A large screen projects a video of Neil Young during Daniel Lanois’ Nuit Blanche installation where Young released his latest album ‘Le Noise’ at Nathan Philip Square. (Oct. 2, 2010) – Staff photo/JEFF HAYWARD
Daniel Lanois, a world-renowned music producer has set up shop in an old Buddhist temple in Parkdale. The space has undergone extensive renovations in the past year and a half. (Sept. 28, 2010) – Staff photo/ERIN HATFIELD
Daniel Lanois, known for his work with the likes of Bob Dylan, The Neville Brothers, Willie Nelson, Peter Gabriel, and perhaps most notably as a key architect in the iconic sound of rock-and-roll band U2, is also a musician. Here he plays the pedal steel. – Staff photo/ERIN HATFIELD
He grew tired of having his recording studio next to his bed so Daniel Lanois, one of the world’s most recognized music producers, set up shop in Parkdale.
“We troubadours who travel the world with passion, in my case for music, are not always afforded the domestic sundries that are offered to civilian life,” Lanois said from his new studio on Dundas Street West. “So it’s nice to be on home turf here and keep my feet on the ground for a minute.”
Once a Buddhist temple the space has undergone extensive renovations in the past year and a half.
“I thought that was a good foundation to operate from because they are quite peaceful and loving people so that is not a bad start,” Lanois said. “There is a good vibe here, it is just enough out of the way and there are some lovely folks.”
“It’s nice to be on home turf here and keep my feet on the ground for a minute.” Daniel LanoisBorn in Hull, Quebec and raised in Ancaster, near Hamilton, Lanois said Toronto has grown a great deal since he left the area. While in Toronto Lanois lives in the downtown core.
“It’s nice to see that there is a very strong amount of passion and identity,” Lanois said. “Toronto has some nice old neighbourhoods, old fashioned neighbourhoods and the Roncesvalles neighbourhood is one of those. We like the little shops and curiosity stores and some of the stores have been there forever.”

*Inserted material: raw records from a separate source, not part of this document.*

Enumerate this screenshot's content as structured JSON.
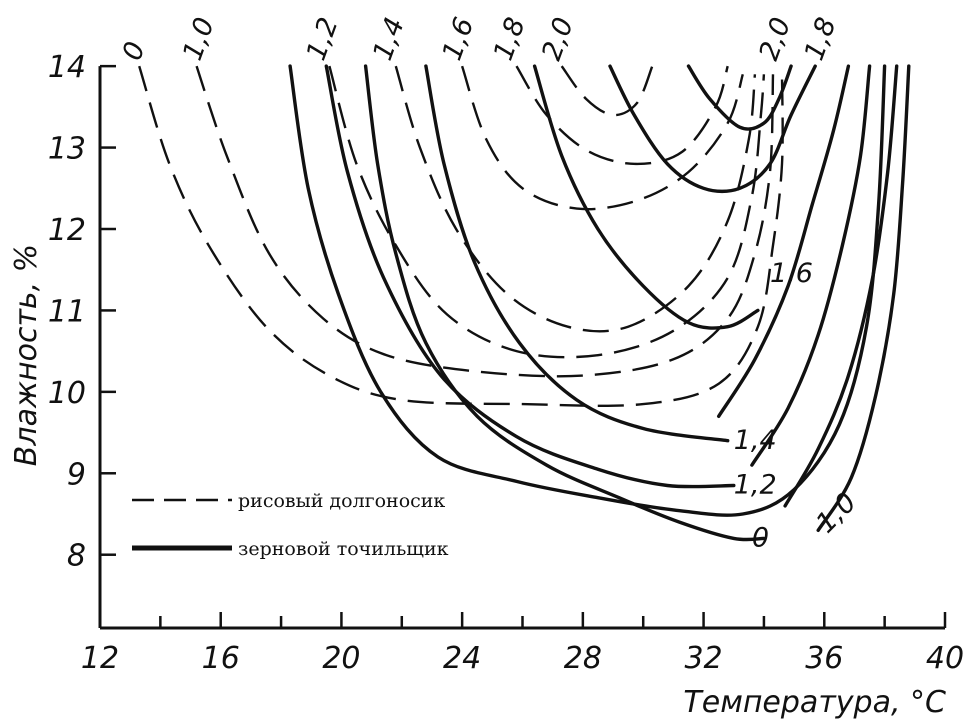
{
  "chart_data": {
    "type": "line",
    "title": "",
    "xlabel": "Температура, °С",
    "ylabel": "Влажность, %",
    "xlim": [
      12,
      40
    ],
    "ylim": [
      7.1,
      14.1
    ],
    "xticks": [
      "12",
      "16",
      "20",
      "24",
      "28",
      "32",
      "36",
      "40"
    ],
    "yticks": [
      "8",
      "9",
      "10",
      "11",
      "12",
      "13",
      "14"
    ],
    "legend": {
      "position": "bottom-left",
      "entries": [
        {
          "style": "dashed",
          "label": "рисовый долгоносик"
        },
        {
          "style": "solid",
          "label": "зерновой точильщик"
        }
      ]
    },
    "series": [
      {
        "group": "рисовый долгоносик",
        "style": "dashed",
        "label": "0",
        "points": [
          [
            13.3,
            14.0
          ],
          [
            14.3,
            12.8
          ],
          [
            15.6,
            11.8
          ],
          [
            17.5,
            10.8
          ],
          [
            19.6,
            10.2
          ],
          [
            22,
            9.9
          ],
          [
            26,
            9.85
          ],
          [
            30,
            9.85
          ],
          [
            32.5,
            10.1
          ],
          [
            33.8,
            10.8
          ],
          [
            34.3,
            11.8
          ],
          [
            34.6,
            12.8
          ],
          [
            34.6,
            13.9
          ]
        ]
      },
      {
        "group": "рисовый долгоносик",
        "style": "dashed",
        "label": "1,0",
        "points": [
          [
            15.2,
            14.0
          ],
          [
            16.2,
            12.9
          ],
          [
            17.6,
            11.7
          ],
          [
            19.4,
            10.9
          ],
          [
            21.5,
            10.45
          ],
          [
            24.5,
            10.25
          ],
          [
            28,
            10.2
          ],
          [
            31,
            10.4
          ],
          [
            32.8,
            10.9
          ],
          [
            33.7,
            11.7
          ],
          [
            34.2,
            12.7
          ],
          [
            34.3,
            13.9
          ]
        ]
      },
      {
        "group": "рисовый долгоносик",
        "style": "dashed",
        "label": "1,2",
        "points": [
          [
            19.6,
            14.0
          ],
          [
            20.5,
            12.8
          ],
          [
            21.8,
            11.8
          ],
          [
            23.5,
            10.95
          ],
          [
            25.8,
            10.5
          ],
          [
            28.5,
            10.45
          ],
          [
            31,
            10.75
          ],
          [
            32.8,
            11.4
          ],
          [
            33.6,
            12.4
          ],
          [
            33.9,
            13.4
          ],
          [
            34,
            13.9
          ]
        ]
      },
      {
        "group": "рисовый долгоносик",
        "style": "dashed",
        "label": "1,4",
        "points": [
          [
            21.8,
            14.0
          ],
          [
            22.6,
            13.0
          ],
          [
            23.8,
            12.0
          ],
          [
            25.5,
            11.2
          ],
          [
            27.5,
            10.8
          ],
          [
            29.5,
            10.8
          ],
          [
            31.5,
            11.3
          ],
          [
            32.8,
            12.1
          ],
          [
            33.5,
            13.1
          ],
          [
            33.7,
            13.9
          ]
        ]
      },
      {
        "group": "рисовый долгоносик",
        "style": "dashed",
        "label": "1,6",
        "points": [
          [
            24.0,
            14.0
          ],
          [
            24.8,
            13.1
          ],
          [
            26,
            12.5
          ],
          [
            27.8,
            12.25
          ],
          [
            29.8,
            12.35
          ],
          [
            31.5,
            12.7
          ],
          [
            32.8,
            13.3
          ],
          [
            33.3,
            13.9
          ]
        ]
      },
      {
        "group": "рисовый долгоносик",
        "style": "dashed",
        "label": "1,8",
        "points": [
          [
            25.8,
            14.0
          ],
          [
            26.8,
            13.4
          ],
          [
            28.2,
            12.95
          ],
          [
            29.8,
            12.8
          ],
          [
            31.3,
            12.95
          ],
          [
            32.4,
            13.5
          ],
          [
            32.8,
            14.0
          ]
        ]
      },
      {
        "group": "рисовый долгоносик",
        "style": "dashed",
        "label": "2,0",
        "points": [
          [
            27.3,
            14.0
          ],
          [
            28.1,
            13.6
          ],
          [
            29,
            13.4
          ],
          [
            29.8,
            13.55
          ],
          [
            30.3,
            14.0
          ]
        ]
      },
      {
        "group": "зерновой точильщик",
        "style": "solid",
        "label": "0",
        "points": [
          [
            20.8,
            14.0
          ],
          [
            21.2,
            12.8
          ],
          [
            21.8,
            11.7
          ],
          [
            22.8,
            10.6
          ],
          [
            24.5,
            9.7
          ],
          [
            26.8,
            9.1
          ],
          [
            29.2,
            8.7
          ],
          [
            31.2,
            8.4
          ],
          [
            33,
            8.2
          ],
          [
            34,
            8.2
          ]
        ]
      },
      {
        "group": "зерновой точильщик",
        "style": "solid",
        "label": "1,2",
        "points": [
          [
            19.5,
            14.0
          ],
          [
            20.2,
            12.7
          ],
          [
            21.4,
            11.4
          ],
          [
            23.3,
            10.2
          ],
          [
            25.8,
            9.45
          ],
          [
            28.5,
            9.05
          ],
          [
            30.8,
            8.85
          ],
          [
            33,
            8.85
          ]
        ]
      },
      {
        "group": "зерновой точильщик",
        "style": "solid",
        "label": "1,4",
        "points": [
          [
            22.8,
            14.0
          ],
          [
            23.4,
            12.8
          ],
          [
            24.4,
            11.6
          ],
          [
            25.9,
            10.6
          ],
          [
            27.8,
            9.9
          ],
          [
            30,
            9.55
          ],
          [
            32.8,
            9.4
          ]
        ]
      },
      {
        "group": "зерновой точильщик",
        "style": "solid",
        "label": "1,6",
        "points": [
          [
            26.4,
            14.0
          ],
          [
            27.3,
            12.9
          ],
          [
            28.5,
            12.0
          ],
          [
            30,
            11.3
          ],
          [
            31.5,
            10.85
          ],
          [
            32.8,
            10.8
          ],
          [
            33.8,
            11
          ]
        ]
      },
      {
        "group": "зерновой точильщик",
        "style": "solid",
        "label": "1,8",
        "points": [
          [
            28.9,
            14.0
          ],
          [
            29.7,
            13.4
          ],
          [
            30.8,
            12.8
          ],
          [
            32,
            12.5
          ],
          [
            33.2,
            12.5
          ],
          [
            34.2,
            12.8
          ],
          [
            34.9,
            13.4
          ],
          [
            35.7,
            14.0
          ]
        ]
      },
      {
        "group": "зерновой точильщик",
        "style": "solid",
        "label": "2,0",
        "points": [
          [
            31.5,
            14.0
          ],
          [
            32.2,
            13.6
          ],
          [
            33.2,
            13.25
          ],
          [
            34,
            13.3
          ],
          [
            34.5,
            13.6
          ],
          [
            34.9,
            14.0
          ]
        ]
      },
      {
        "group": "зерновой точильщик",
        "style": "solid",
        "label": "",
        "points": [
          [
            18.3,
            14.0
          ],
          [
            18.9,
            12.5
          ],
          [
            19.9,
            11.2
          ],
          [
            21.3,
            10.0
          ],
          [
            23.2,
            9.2
          ],
          [
            25.8,
            8.9
          ],
          [
            28.5,
            8.7
          ],
          [
            31,
            8.55
          ],
          [
            33.3,
            8.5
          ],
          [
            35,
            8.8
          ],
          [
            36.5,
            9.6
          ],
          [
            37.4,
            10.8
          ],
          [
            37.8,
            12.3
          ],
          [
            38,
            14.0
          ]
        ]
      },
      {
        "group": "зерновой точильщик",
        "style": "solid",
        "label": "1,0",
        "points": [
          [
            35.8,
            8.3
          ],
          [
            36.9,
            8.95
          ],
          [
            37.7,
            9.95
          ],
          [
            38.3,
            11.2
          ],
          [
            38.6,
            12.6
          ],
          [
            38.8,
            14.0
          ]
        ]
      },
      {
        "group": "зерновой точильщик",
        "style": "solid",
        "label": "",
        "points": [
          [
            34.7,
            8.6
          ],
          [
            35.8,
            9.3
          ],
          [
            36.8,
            10.2
          ],
          [
            37.6,
            11.4
          ],
          [
            38.1,
            12.7
          ],
          [
            38.4,
            14.0
          ]
        ]
      },
      {
        "group": "зерновой точильщик",
        "style": "solid",
        "label": "",
        "points": [
          [
            33.6,
            9.1
          ],
          [
            34.8,
            9.8
          ],
          [
            35.8,
            10.7
          ],
          [
            36.6,
            11.8
          ],
          [
            37.2,
            12.9
          ],
          [
            37.5,
            14.0
          ]
        ]
      },
      {
        "group": "зерновой точильщик",
        "style": "solid",
        "label": "",
        "points": [
          [
            32.5,
            9.7
          ],
          [
            33.7,
            10.4
          ],
          [
            34.8,
            11.3
          ],
          [
            35.6,
            12.3
          ],
          [
            36.3,
            13.2
          ],
          [
            36.8,
            14.0
          ]
        ]
      }
    ],
    "curve_labels": [
      {
        "text": "0",
        "x": 13.3,
        "y": 14.05,
        "rot": -70,
        "anchor": "start"
      },
      {
        "text": "1,0",
        "x": 15.3,
        "y": 14.05,
        "rot": -70,
        "anchor": "start"
      },
      {
        "text": "1,2",
        "x": 19.4,
        "y": 14.05,
        "rot": -70,
        "anchor": "start"
      },
      {
        "text": "1,4",
        "x": 21.6,
        "y": 14.05,
        "rot": -70,
        "anchor": "start"
      },
      {
        "text": "1,6",
        "x": 23.9,
        "y": 14.05,
        "rot": -70,
        "anchor": "start"
      },
      {
        "text": "1,8",
        "x": 25.6,
        "y": 14.05,
        "rot": -70,
        "anchor": "start"
      },
      {
        "text": "2,0",
        "x": 27.2,
        "y": 14.05,
        "rot": -70,
        "anchor": "start"
      },
      {
        "text": "2,0",
        "x": 34.4,
        "y": 14.05,
        "rot": -70,
        "anchor": "start"
      },
      {
        "text": "1,8",
        "x": 35.9,
        "y": 14.05,
        "rot": -70,
        "anchor": "start"
      },
      {
        "text": "1,6",
        "x": 34.2,
        "y": 11.35,
        "rot": 0,
        "anchor": "start"
      },
      {
        "text": "1,4",
        "x": 33.0,
        "y": 9.3,
        "rot": 0,
        "anchor": "start"
      },
      {
        "text": "1,2",
        "x": 33.0,
        "y": 8.75,
        "rot": 0,
        "anchor": "start"
      },
      {
        "text": "0",
        "x": 33.6,
        "y": 8.1,
        "rot": 0,
        "anchor": "start"
      },
      {
        "text": "1,0",
        "x": 36.1,
        "y": 8.25,
        "rot": -45,
        "anchor": "start"
      }
    ],
    "grid": false
  }
}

The space, unassuming from the outside, opens up through a red door to reveal what likely would be any musician’s dream space with a stage and a production area. With aged-looking wood floors and a vaulted ceiling with a floral application, there is a weather balloon, which Lanois calls “cute” in the middle of the space, with a projector bouncing images off it.
Lanois, known for his work with the likes of Bob Dylan, The Neville Brothers, Willie Nelson, Peter Gabriel, and perhaps most notably as a key architect in the iconic sound of rock-and-roll band U2, is known to have an avant-garde approach to music production. Recently, from this private studio dubbed The Temple, Lanois gave a preview of what he would offer the city on the eve of Nuit Blanche last weekend. He explained his son, Simon, who is quite fond of the annual all-night art festival, brokered this arrangement for the presentation on Oct. 2 titled Later That Night At The Drive-In.
“The idea is you are meant to be stumbling upon a forest of sonics and pictures where every person gets a good seat because we are bringing the sound out to the people rather than inviting people to the stage,” Lanois explained.
The display, which Lanois called a homecoming of sorts, drew huge crowds gathered under a mirrored stage.
“This is the first project in the new digs so we are very proud to be associated with the City of Toronto.”
There were 24 speaker stacks that took over Nathan Phillips Square where Lanois mixed pre-recorded music he created to score films by Nicolas Provost and Jennifer West. There was also an appearance by Trixi Whitley the singer from Lanois’ band Black Dub, who is set to release their debut album in November, and a performance by dancer Carolina Cerisola.
And at midnight amidst a buzz of anticipation Lanois premiered the film and music of his latest album production, Neil Young’s Le Noise.
“I got a call from Neil Young about an hour ago,” Lanois told the crowd. “He is doing Farm Aid in the (U.S.), but he sends his regards.”
As for working with Young, Lanois describes him as highly intelligent, but like a child in the way he loves to explore and find new sounds.
“He has a great sense of innovation and I am very proud to be associated with him right now,” Lanois said. “I think I have done some good work for him. It is nice to see a national treasure in your sandbox.”
Lanois said Young, with whom he had never previously worked, would only record during the full moon. Young would turn up a bit before full moon, they would record for a maximum of three days and he was gone again.
“If the moon has the power to move the sea it might have the power to pull something out of a few Canadians,” Lanois joked and went on to explain Young feels he records better under a full moon as he is more passionate at that time. The album, recorded at Lanois’s home in Los Angeles, started out as an acoustic record, then became electric and eventually evolved into being a flat out rocker.
“I have a very simple strategy when I make records with people. I listen to them, we have philosophical exchanges and then I try and provide them with what they are dreaming about, but I also try to provide them with the unknown,” he said. “Hopefully I have a vision they don’t have because people are always looking for inspiration and surprises and Neil Young is no exception. He wants me to bring something to the table.”